Jadi perbedaannya yaitu kalau di dalam Ambattha Sutta lebih menekankan tentang kesombongan terhadap kasta atau kelahiran. Kalau di Anguttara Nikaya membahas tentang menghancurkan atau mengikis kesombonnga dan kesombongan juga menjadi rintangan batin yang sulit untuk mencapai kesucian batin . Sutta Nipata membahas kesombongan yang merupakan perbuatan buruk dan juga menghancurkan kesombongan yang sulit. Dan Dhammapada lebih menekankan kesombongan harus ditinggalkan agar dapat terbebas dari kekotoran batin dan penderitaan.
BAB III
PENUTUP
Kesimpulan
Kesombongan adalah sesuatu yang harus dikikis dan di cabut karena merupakan wujud dari kilesa atau kekotoran batin yang menghalangi dalam melatih sila, Samadhi dan panna. Salah satu sutta yang membahas tentang kesombongan adalah Ambattha Sutta. Ambattha Sutta dibabarkan oleh Sang Buddha untuk merendahkan kesombongan yang dimiliki oleh Brahmana Ambattha yang merupakan siswa muda dari seorang guru Brahmana yang terkenal di zaman yaitu Brahmana Pokkharasati. Tak hanya Ambattha Sutta yang membahas tentang kesombongan tetapi masih banyak lagi. Perbedaan kesombongan dalam Ambattha sutta dengan sutta-sutta yang lainnya yaitu kalau di dalam Ambattha Sutta lebih menekankan tentang kesombongan terhadap kasta atau kelahiran. Kalau di Anguttara Nikaya membahas tentang menghancurkan atau mengikis kesombonnga dan kesombongan juga menjadi rintangan batin yang sulit untuk mencapai kesucian batin . Sutta Nipata membahas kesombongan yang merupakan perbuatan buruk dan juga menghancurkan kesombongan yang sulit. Dan Dhammapada lebih menekankan kesombongan harus ditinggalkan agar dapat terbebas dari kekotoran batin dan penderitaan.
Saran
Setiap melakukan perbuatan baik pastinya akan membuahkan kamma baik bagi kita . Sebagaimana benih yang ditabur, demikian pula benih yang akan dituai. Maksudnya apa yang kita tanam (perbuatan baik atau perbuatan buruk), itulah yang nantinya akan kita dapatkan. Jadi kita hendaknya perbanyaklah untuk melakukan perbuatan baik agar kita juga dapatkan hasil perbuatan baik. Kesombongan merupakan perbuatan buruk untuk itu sebisanya kita harus menghindari agar tidak memiliki sifat itu, tetapi sebaliknya kita harus menghapus atau menghilangkan sifat sombong itu.
DAFTAR PUSTAKA
Sutta Nipata.
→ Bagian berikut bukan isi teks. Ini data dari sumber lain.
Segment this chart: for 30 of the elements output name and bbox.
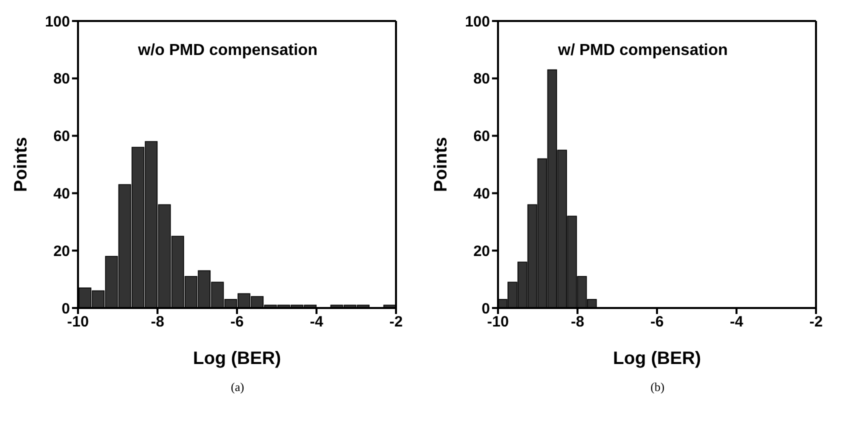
x-tick-label: -6	[650, 314, 664, 331]
y-tick-label: 20	[473, 242, 490, 260]
y-axis-title: Points	[430, 136, 450, 192]
x-tick-label: -2	[389, 314, 403, 331]
x-tick-label: -8	[570, 314, 584, 331]
x-tick-label: -4	[310, 314, 324, 331]
x-tick-label: -10	[487, 314, 509, 331]
x-axis-title: Log (BER)	[613, 348, 701, 368]
y-tick-label: 40	[53, 186, 70, 203]
y-axis-title: Points	[10, 136, 30, 192]
y-tick-label: 60	[473, 128, 490, 146]
y-tick-label: 20	[53, 242, 70, 260]
y-tick-label: 0	[482, 300, 490, 318]
annotation: w/ PMD compensation	[558, 42, 728, 60]
x-tick-label: -10	[67, 314, 89, 331]
y-tick-label: 40	[473, 186, 490, 203]
text: (a)	[230, 380, 246, 395]
annotation: w/o PMD compensation	[138, 42, 318, 60]
y-tick-label: 80	[53, 70, 70, 88]
y-tick-label: 100	[464, 13, 490, 30]
x-tick-label: -4	[730, 314, 744, 331]
text: (b)	[650, 380, 666, 395]
x-tick-label: -6	[230, 314, 244, 331]
y-tick-label: 100	[44, 13, 70, 30]
y-tick-label: 80	[473, 70, 490, 88]
x-tick-label: -8	[150, 314, 164, 331]
y-tick-label: 60	[53, 128, 70, 146]
x-tick-label: -2	[809, 314, 823, 331]
x-axis-title: Log (BER)	[193, 348, 281, 368]
y-tick-label: 0	[62, 300, 70, 318]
Terjemahan by H. Saddatissa. 1999, Klaten: Vihara Bodhiwamsa Wisma Dhammaguna .
Petikan Anguttara Nikaya Kitab Suci Agama Buddha ( Numerical Discourses of The Buddha An Anthology of Sutta from the Anguttara Nikaya) Vol I. Terjemahan By Nyanaponika Thera dan Bhikkhu Bodhi. 2001, Klaten: Vihara Bodhivamsa Wisma Dhammaguna.
Khotbah-Khotbah Panjang Sang Buddha ( The Long Discourses of the Buddha A Translation of the Digha Nikaya). Terjemahan By Team Giri Mangala Publication and Team Dhammacitta Press. 2009, Trawas: Dhammacitta Press.